October 20, 2021
In 1907, Densmore began to record Native American music as part of the Smithsonian Bureau of American Ethnology (BAE) working with many tribes, including the Chippewa, the Mandan, the Sioux, the Winnebago, and the Seminoles. She spent more than 50 years studying American Indian music and collected thousands of recordings, originally often on wax cylinders, although many of them have been reproduced on other media. Many of them are in the Library of Congress and some are in other archives as well.
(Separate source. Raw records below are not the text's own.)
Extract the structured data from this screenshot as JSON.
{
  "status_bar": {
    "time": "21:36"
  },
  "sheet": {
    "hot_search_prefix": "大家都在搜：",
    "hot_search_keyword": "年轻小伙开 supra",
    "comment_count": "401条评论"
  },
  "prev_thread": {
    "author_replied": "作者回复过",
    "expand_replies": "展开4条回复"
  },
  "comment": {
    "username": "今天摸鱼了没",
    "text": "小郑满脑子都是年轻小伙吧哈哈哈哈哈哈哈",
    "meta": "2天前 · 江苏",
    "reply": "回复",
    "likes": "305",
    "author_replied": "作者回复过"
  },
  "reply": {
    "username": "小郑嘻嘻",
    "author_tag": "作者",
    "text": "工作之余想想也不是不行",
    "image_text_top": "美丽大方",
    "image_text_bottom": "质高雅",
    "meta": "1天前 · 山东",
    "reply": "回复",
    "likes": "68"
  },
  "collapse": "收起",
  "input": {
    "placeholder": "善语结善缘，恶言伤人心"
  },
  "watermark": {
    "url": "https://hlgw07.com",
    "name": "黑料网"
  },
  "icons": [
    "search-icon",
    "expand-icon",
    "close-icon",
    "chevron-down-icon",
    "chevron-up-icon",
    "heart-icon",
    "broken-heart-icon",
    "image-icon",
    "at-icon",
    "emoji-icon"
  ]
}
In 1926, she wrote The Indians and Their Music, and between 1910 and 1957, she published 14 book-length pamphlets for the Smithsonian. These works each described the music of a different Native American group; although she at first believed that the music of the Plains Indians was representative of all Indians, over time, and through exposure to tribes across North America, she began to recognize the diversity of Native American music and culture.
Preservation In A Time Of Attempted Assimilation

She completed her work during a time when there was a series of efforts in the United States to assimilate American Indians into the mainstream. With the mass European immigration, the public supported a standard set of cultural values and practices. These Americanization policies arose from the idea that when Native Americans learned the customs and values, they would merge their traditions and peacefully join American society. In the late 19th and early 20th centuries, the federal government outlawed traditional religious ceremonies, including the Sun Dance. The government also sent children to Native American boarding schools; at the schools, they had to abandon tribal traditions, speak English, and attend church.
How She Got Her Start

Frances Densmore was born on May 21, 1867, in Red Wing, Minnesota. When she was a child, she listened to the songs of the Sioux Indians in her home near the Mississippi River; she could hear the sounds of the Indians, who were camped on a nearby island. Densmore later studied music at Oberlin College, learning piano, organ, and harmony. In her twenties, she taught music and lived with her parents in Red Wing. In 1893, at the Chicago World’s Fair, in the Colombian Exposition, she heard the Indians sing, and then started to read books about them. After this, in 1895, she began to lecture throughout Minnesota, in Chicago, and in New York. She took notes on the songs Good Bear Woman sang in 1903 at the Prairie Island Dakota Reserve near Red Wing. She wrote down a song she heard Apache Chief Geronimo hum while he whittled arrows and sold his autograph in 1904 at the St. Louis Exposition. In 1905, when she met the Ojibwe, she completed her first thorough study, akin to a field study.
Collecting Sounds And Artifacts

She and her sister, two unmarried white women, traveled with an Ojibwe man to reach the Ojibwe village near Grand Portage. On July 4. 1907, she watched the Red Lake Band of Ojibwe celebrate Independence Day, and, using a borrowed Edison home phonograph recording machine, recorded an Ojibwe singer named Kitchimakwa (Big Bear). After this, she asked William Holmes of the BAE for money to continue her work, including the recordings. She was granted $350, which she used to buy a cylinder machine with a “morning glory” horn. This horn acted as both a microphone and a speaker. She used this machine and ones like it for the next 30 years. She traveled during the summers to reservations, carrying her phonograph, typewriter, camera, and essential supplies, where she sought out reputable singers to record. She often paid the singer 25 cents per song. In addition to collecting songs, she took pictures and collected artifacts such as tribal clothing and musical instruments.
Her Work Continues To Be Significant Today

In 1911, Densmore interviewed Red Weasel at the Standing Rock Sioux Reservation. Red Weasel did not wish to share the secrets of the Sun Dance with Densmore. However, he eventually did, and Densmore went with some of her other informants to the site of the last Sun Dance, which had been held 29 years earlier. All told, she spent three years working with the Dakota and Lakota Sioux, preserving the rituals of the Sun Dance and collecting artifacts. Her findings were published in a volume called Teton Sioux published in 1918. However, because she was an amateur, when she asked for a staff position at the BAE, she was denied because of her lack of formal training. For the last 15 years of her life (she died in 1957), she worked to ensure that her 2,500 wax recordings were preserved in the Library of Congress. Her work is still used by scholars and Indian singers still use the recordings to reclaim traditional songs today.